TR, EN, RU, DE — the four big languages
A Turkish hospitality property with an international leisure mix communicates with guests in four primary languages: Turkish, English, Russian, and German. Each language has specific traps for AI-generated content. Knowing the traps before deploying multilingual AI prevents the embarrassing-then-expensive failures that have killed early AI deployments at properties that did not.
Turkish
Strong: modern LLMs (Claude, GPT-4, Gemini) produce idiomatic Turkish for guest communication. Vocabulary, grammar, and politeness levels all work well at the practitioner level.
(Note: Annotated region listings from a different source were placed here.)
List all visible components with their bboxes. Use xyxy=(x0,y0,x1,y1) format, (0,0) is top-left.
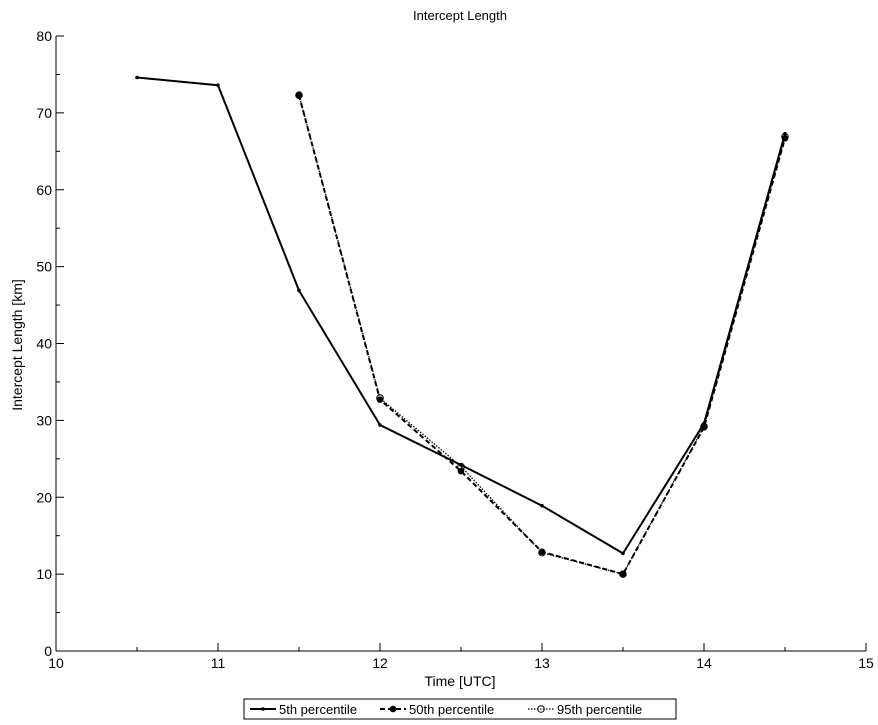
x-tick-label: 12 xyxy=(372,655,388,671)
y-tick-label: 70 xyxy=(36,105,52,121)
data-point xyxy=(378,423,382,427)
legend: 5th percentile 50th percentile 95th percen… xyxy=(243,698,677,720)
series-1 xyxy=(135,75,787,556)
data-point xyxy=(216,83,220,87)
data-point xyxy=(781,132,789,141)
y-tick-label: 10 xyxy=(36,566,52,582)
legend-label: 50th percentile xyxy=(409,702,494,717)
data-point xyxy=(376,394,384,402)
data-point xyxy=(619,570,627,578)
data-point xyxy=(457,462,465,471)
x-tick-label: 13 xyxy=(534,655,550,671)
x-tick-label: 10 xyxy=(48,655,64,671)
x-axis-label: Time [UTC] xyxy=(424,673,495,689)
series-3 xyxy=(295,91,789,578)
y-tick-label: 40 xyxy=(36,336,52,352)
x-tick-label: 14 xyxy=(696,655,712,671)
data-point xyxy=(540,503,544,508)
data-point xyxy=(135,75,139,80)
series-line xyxy=(136,76,786,555)
legend-label: 5th percentile xyxy=(279,702,357,717)
series-line xyxy=(298,94,786,576)
legend-label: 95th percentile xyxy=(557,702,642,717)
data-point xyxy=(700,422,708,431)
chart-title: Intercept Length xyxy=(413,8,507,23)
y-tick-label: 30 xyxy=(36,412,52,428)
x-tick-label: 15 xyxy=(858,655,874,671)
data-point xyxy=(261,707,265,711)
data-point xyxy=(295,91,303,99)
y-tick-label: 20 xyxy=(36,489,52,505)
legend-box xyxy=(243,698,677,720)
series-line xyxy=(298,95,786,575)
y-tick-label: 60 xyxy=(36,182,52,198)
x-tick-label: 11 xyxy=(211,655,226,671)
data-point xyxy=(621,551,625,556)
y-tick-label: 50 xyxy=(36,259,52,275)
data-point xyxy=(297,288,301,293)
data-point xyxy=(538,548,546,557)
y-tick-label: 0 xyxy=(44,643,52,659)
y-tick-label: 80 xyxy=(36,28,52,44)
data-point xyxy=(389,705,397,713)
data-point xyxy=(537,705,545,713)
y-axis-label: Intercept Length [km] xyxy=(9,279,25,411)
series-layer xyxy=(135,75,789,578)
Watch for: regional expressions that may not fit the formality level (Istanbul vs. Antalya vs. Anatolian-Turkish guest), occasional preposition errors (e.g., "için" vs. "ile" misuse), and incorrect use of formal/informal address (sen vs. siz) when context is unclear. Most issues are caught by a native speaker on the team — which the property should have.
English
Strong: native-level for all common hospitality use cases. Both American English and British English variants work well; the AI defaults to American unless you specify otherwise.
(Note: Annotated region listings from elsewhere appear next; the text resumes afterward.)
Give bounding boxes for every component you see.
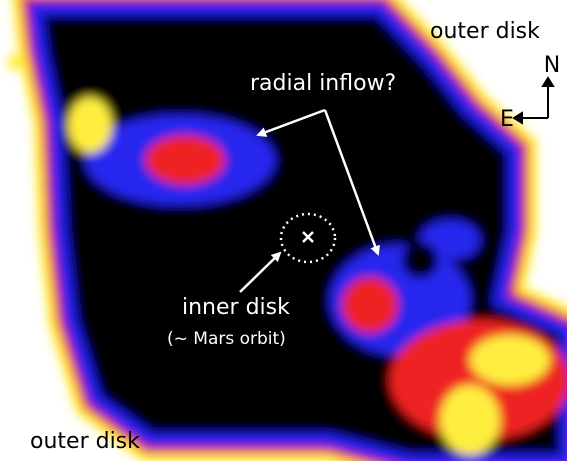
inner-disk-label: inner disk — [182, 295, 290, 320]
compass-north: N — [544, 53, 560, 78]
inner-disk-note: (~ Mars orbit) — [167, 329, 286, 349]
compass-east: E — [500, 107, 514, 132]
disk-image: outer disk radial inflow? inner disk (~ … — [0, 0, 567, 461]
radial-inflow-label: radial inflow? — [250, 71, 396, 96]
page: outer disk radial inflow? inner disk (~ … — [0, 0, 567, 461]
outer-disk-label: outer disk — [30, 429, 140, 454]
outer-disk-label: outer disk — [430, 19, 540, 44]
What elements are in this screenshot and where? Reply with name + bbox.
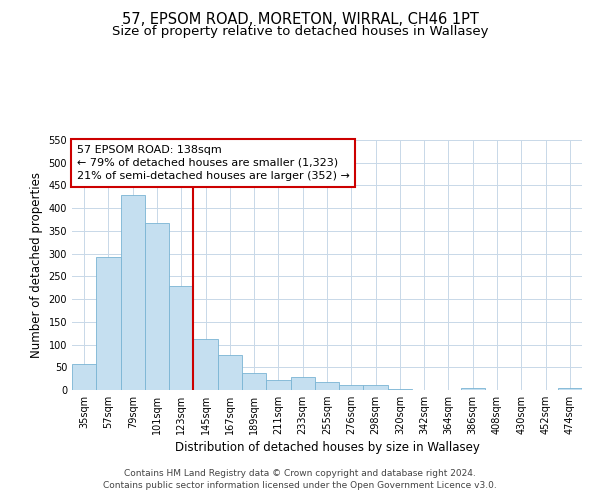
Y-axis label: Number of detached properties: Number of detached properties: [30, 172, 43, 358]
Text: Contains HM Land Registry data © Crown copyright and database right 2024.: Contains HM Land Registry data © Crown c…: [124, 468, 476, 477]
Text: Contains public sector information licensed under the Open Government Licence v3: Contains public sector information licen…: [103, 481, 497, 490]
Text: 57, EPSOM ROAD, MORETON, WIRRAL, CH46 1PT: 57, EPSOM ROAD, MORETON, WIRRAL, CH46 1P…: [122, 12, 478, 28]
Bar: [461, 388, 485, 390]
Bar: [121, 196, 145, 390]
Bar: [315, 382, 339, 390]
X-axis label: Distribution of detached houses by size in Wallasey: Distribution of detached houses by size …: [175, 442, 479, 454]
Text: 57 EPSOM ROAD: 138sqm
← 79% of detached houses are smaller (1,323)
21% of semi-d: 57 EPSOM ROAD: 138sqm ← 79% of detached …: [77, 144, 350, 181]
Bar: [242, 372, 266, 390]
Text: Size of property relative to detached houses in Wallasey: Size of property relative to detached ho…: [112, 25, 488, 38]
Bar: [72, 364, 96, 390]
Bar: [364, 385, 388, 390]
Bar: [193, 338, 218, 390]
Bar: [218, 356, 242, 390]
Bar: [96, 257, 121, 390]
Bar: [339, 386, 364, 390]
Bar: [145, 222, 169, 390]
Bar: [558, 388, 582, 390]
Bar: [266, 380, 290, 390]
Bar: [290, 377, 315, 390]
Bar: [169, 286, 193, 390]
Bar: [388, 388, 412, 390]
Watch for: over-formality for casual contexts (sounds like a corporate letter when the guest wrote casually), occasional dated phrasings ("we would be delighted to assist" when "we can help" reads better), and Americanisms in British-context properties (specifying "British English" in the prompt helps).
Russian
Strong: solid quality for routine communication, especially formal contexts. Russian-speaking guests at Turkish properties expect a more formal register than English-speaking guests, and AI handles this well when prompted.
Watch for: Cyrillic encoding issues when output is pasted into legacy email systems (test the full pipeline before deploying), occasional use of obviously-machine-translated phrasing that a native speaker spots immediately, and the AI sometimes defaulting to less-common synonyms when more common ones would be expected.
German
Strong: very good, with the German-specific formality structures (Sie vs. du, formal closings) handled correctly. German guests have high expectations for written language and are tolerant of accents but not of grammar errors.
Watch for: compound-word construction (German allows creating words on the fly; AI sometimes does this in ways that read awkwardly to native speakers), formal-letter conventions (Anrede, Gruß) that the AI sometimes skips, and Austrian vs. Standard German variations if your guest mix includes Austrian travelers.